Fábulas não me encantem; quero velar
minhas armas esta noite ou adentrar-me
pelo jardim e ouvir sob meus passos
os trevos que guardam no pó
as maravilhas da branca torre.
Debaixo da macieira e ao meu lado
uma mulher folheia um velho livro:
Demônios há em torno e uma fonte
reflete um cervo, um tigre de Bengala.
Os passos vão e vêm e não sabem
quem é o vigilante, o vigiado.


UM VERSO GREGO PARA OFÉLIA

A tarde em que soube de tua morte
foi a mais pura do verão, estavam
as amendoeiras crescidas até o céu,
e o tear se deteve na nona
cor do arco-íris.
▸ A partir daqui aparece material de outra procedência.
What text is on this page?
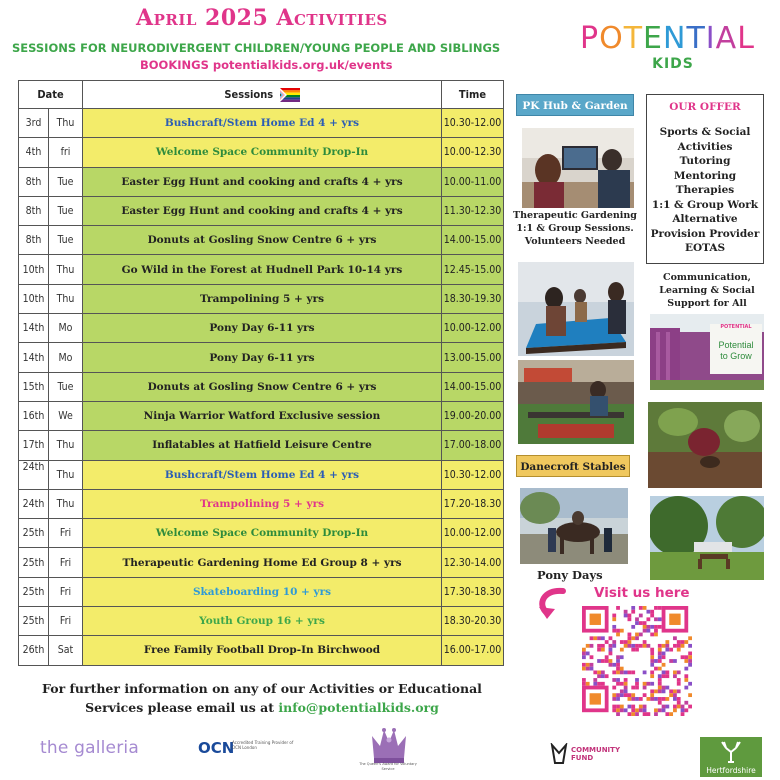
April 2025 Activities
SESSIONS FOR NEURODIVERGENT CHILDREN/YOUNG PEOPLE AND SIBLINGS
BOOKINGS potentialkids.org.uk/events
POTENTIAL
KIDS
Date		Sessions	Time
3rd	Thu	Bushcraft/Stem Home Ed 4 + yrs	10.30-12.00
4th	fri	Welcome Space Community Drop-In	10.00-12.30
8th	Tue	Easter Egg Hunt and cooking and crafts 4 + yrs	10.00-11.00
8th	Tue	Easter Egg Hunt and cooking and crafts 4 + yrs	11.30-12.30
8th	Tue	Donuts at Gosling Snow Centre 6 + yrs	14.00-15.00
10th	Thu	Go Wild in the Forest at Hudnell Park 10-14 yrs	12.45-15.00
10th	Thu	Trampolining 5 + yrs	18.30-19.30
14th	Mo	Pony Day 6-11 yrs	10.00-12.00
14th	Mo	Pony Day 6-11 yrs	13.00-15.00
15th	Tue	Donuts at Gosling Snow Centre 6 + yrs	14.00-15.00
16th	We	Ninja Warrior Watford Exclusive session	19.00-20.00
17th	Thu	Inflatables at Hatfield Leisure Centre	17.00-18.00
24th	Thu	Bushcraft/Stem Home Ed 4 + yrs	10.30-12.00
24th	Thu	Trampolining 5 + yrs	17.20-18.30
25th	Fri	Welcome Space Community Drop-In	10.00-12.00
25th	Fri	Therapeutic Gardening Home Ed Group 8 + yrs	12.30-14.00
25th	Fri	Skateboarding 10 + yrs	17.30-18.30
25th	Fri	Youth Group 16 + yrs	18.30-20.30
26th	Sat	Free Family Football Drop-In Birchwood	16.00-17.00
PK Hub & Garden
Therapeutic Gardening 1:1 & Group Sessions. Volunteers Needed
OUR OFFER
Sports & Social
Activities
Tutoring
Mentoring
Therapies
1:1 & Group Work
Alternative
Provision Provider
EOTAS
Communication, Learning & Social Support for All
POTENTIAL
Potential
to Grow
Danecroft Stables
Pony Days
Visit us here
For further information on any of our Activities or Educational
Services please email us at info@potentialkids.org
the galleria	OCN
Accredited Training Provider of OCN London
The Queen's Award for Voluntary Service
COMMUNITY FUND
Hertfordshire
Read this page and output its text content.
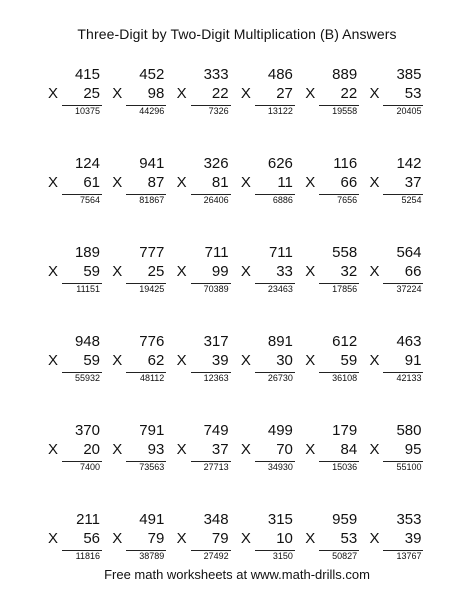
Three-Digit by Two-Digit Multiplication (B) Answers
415
X 25
10375
452
X 98
44296
333
X 22
7326
486
X 27
13122
889
X 22
19558
385
X 53
20405
124
X 61
7564
941
X 87
81867
326
X 81
26406
626
X 11
6886
116
X 66
7656
142
X 37
5254
189
X 59
11151
777
X 25
19425
711
X 99
70389
711
X 33
23463
558
X 32
17856
564
X 66
37224
948
X 59
55932
776
X 62
48112
317
X 39
12363
891
X 30
26730
612
X 59
36108
463
X 91
42133
370
X 20
7400
791
X 93
73563
749
X 37
27713
499
X 70
34930
179
X 84
15036
580
X 95
55100
211
X 56
11816
491
X 79
38789
348
X 79
27492
315
X 10
3150
959
X 53
50827
353
X 39
13767
Free math worksheets at www.math-drills.com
Como era
seu movimento pela branca margem?
Como teceu teu voo desse fio
que dava quase o nome do destino?

Somente as nuvens na luz diziam
a escritura de todos, a balada
de quem viu um reino e outro reino
e fica na fábula. Levaram
teu corpo como neve entre o ramo
de pó que já ouviu o canto e guarda
a paz do rouxinol dos sepulcros.

Fechei a grade do jardim, as altas
janelas do castelo. Quis apenas
deixar que entrasse o trovador que fazia
água e alaúde e flor da madeira.
Disse seu canto: o tempo desteceu
o que teceu o Senhor, tapete de prata
que já sucede e anda pela lua,
tapete que à madeira torna. A sós
poderás encontrar a forma que te espera.

Não sei que azul de imediato esteve só,
não sei qual bosque deu à lua amarga
seu sortilégio, o girassol encontrado
sob a nave em viagens que recordam
as claras águas do Mediterrâneo.
A tarde em que soube que te ias
foi a mais pura da morte: estavas
em minha memória falando-me, esquecida
entre os lírios e em um verso
de San Juan de la Cruz. Que céu havia,
que mão fiava lenta, que canções
traziam a dor, a maravilha
que se assombra de ser nessa hora
em que estalou a lua nas amendoeiras
e queimou os jasmins. Vinhas
pelo lado do mar onde se ouve
uma canção, talvez de alguma afogada
virgem como teus passos na terra.

Depois te foste por minha alma, rainha
de fábulas antigas e de pó
semelhante às naves que semearam
de sândalo e cedro o mar de vinho.
Solitária ias, bela e em silêncio,
bela como a pedra; havia em teu ombro
um violino apagado. As amendoeiras
do pátio e os jasmins anunciavam
uma tormenta de verão. O céu
quebrou o espelho de minha casa e profunda
sonhou a morte no poço. Estive
assim, perdido nessa sarça ardente
que oculta na memória os que amamos.
Vesti um luto azul e fiquei só

em vésperas do dia mais extenso.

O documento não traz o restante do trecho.